Тишина тоже была громкой и многообещающей, я услышала, что телевизор, включившийся автоматически, когда мы только вошли в номер, еще работает: если напрячь слух, можно было уловить тихую французскую речь. Реклама. Я могла поспорить, что на экране счастливая французская семья гуляет по какому-нибудь живописному парку, но увидеть экран не могла. Нет, если выполнять приказ моего переменчивого господина, если не шевелиться. Телевизор развернут экраном к кровати, его стойка устроена так, что одного движения хватит, чтобы развернуть телевизор ко мне, к небольшому дивану, мини-кухне и коридору, где я замерла, прижавшись спиной к зеркалу. Но я стою, не шевелясь, наслаждаясь покорностью. Бежевые цвета на стенах номера успели поблекнуть, в ожидании Андре я уже рассмотрела все стены в деталях. Над постелью – широкой, аккуратно застеленной белым – картина, под которой есть небольшая, почти незаметная трещина. В целом номер был неприлично роскошным, с шелковыми покрывалами, с искрящейся в косом свете города бутылкой газированной воды, с цветами и хрустальными бокалами для вина.


Я приглядываюсь. Я должна стоять неподвижно, и мне скучно, совершенно нечем заняться.

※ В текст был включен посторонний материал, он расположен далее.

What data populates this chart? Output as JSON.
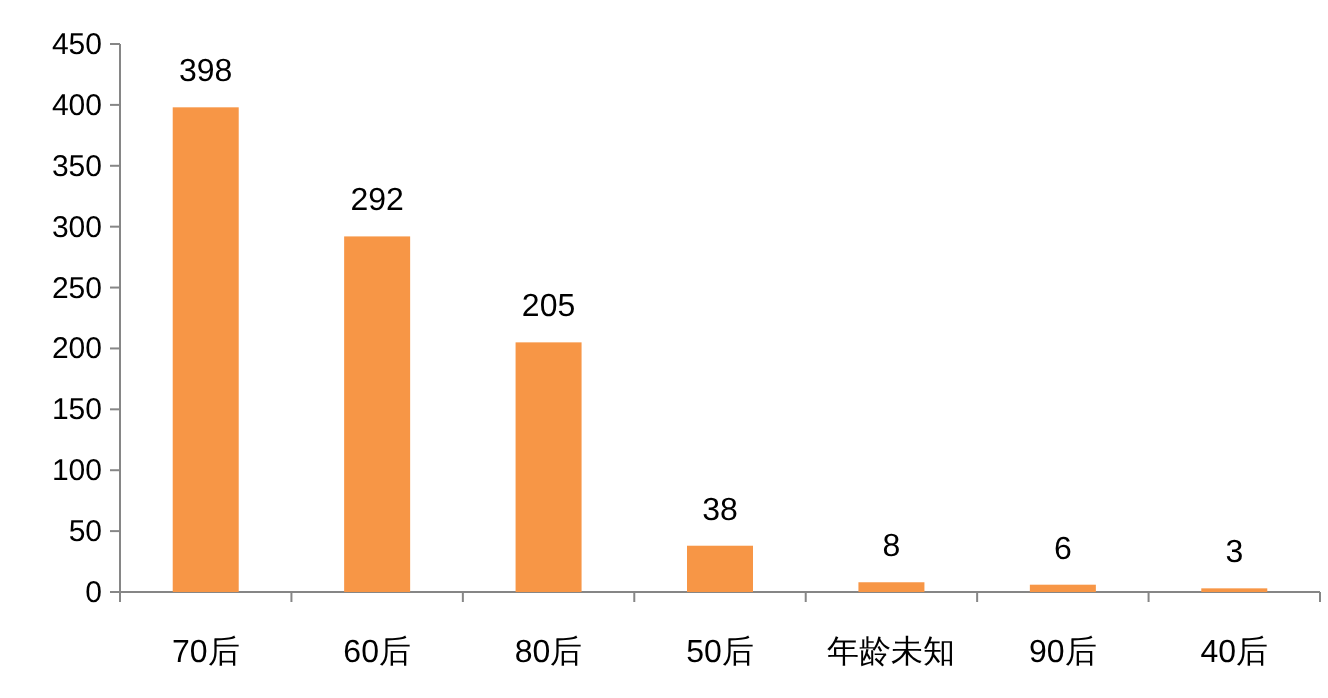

– Ага! – воскликнул Андре, вернувшись. Это короткое «ага» – все, что мне досталось. Андре прошел мимо, словно меня и не было в номере. Он был растрепан, как нахохлившийся, попавший под дождь воробей. Я выдохнула с облегчением: какая-то часть меня, та, что переполнена страхом, шептала все время, пока Андре не было, что он не вернется. Я чувствовала себя его куклой, добровольной игрушкой, и эта роль нравилась мне сейчас куда больше, чем роль перепуганной до смерти жертвы. Я следила за Андре взглядом, в то время как он отлично играл свою роль. Прошел на кухню, достал из пакета еду и – о, да! – бутылку. Красное сухое, вода забвения, французское вино. Я и вправду скоро сопьюсь. Но не сегодня же мне брать себя в руки! Андре развернул телевизор и включил новости. Он снял свои мягкие замшевые лоферы – запомнил, гад, мою фразу про хождение по дому в обуви – плюхнулся в морковного цвета кресло, забросил босые ноги на пуф и откинулся назад. Затем, вспомнив о чем-то, встал и прошел на кухню. Как оказалось, он открывал дверцы и ящики в поисках открывалки. Андре открыл бутылку красного вина одним умелым, отработанным движением. В принципе, с хорошим штопором это любому по плечу, но Андре сделал это с каким-то залихватским шармом, как бармен в дорогом ресторане, который жонглирует миллионом мелочей и не забывает при этом развлекать подвыпивших гостей беседой.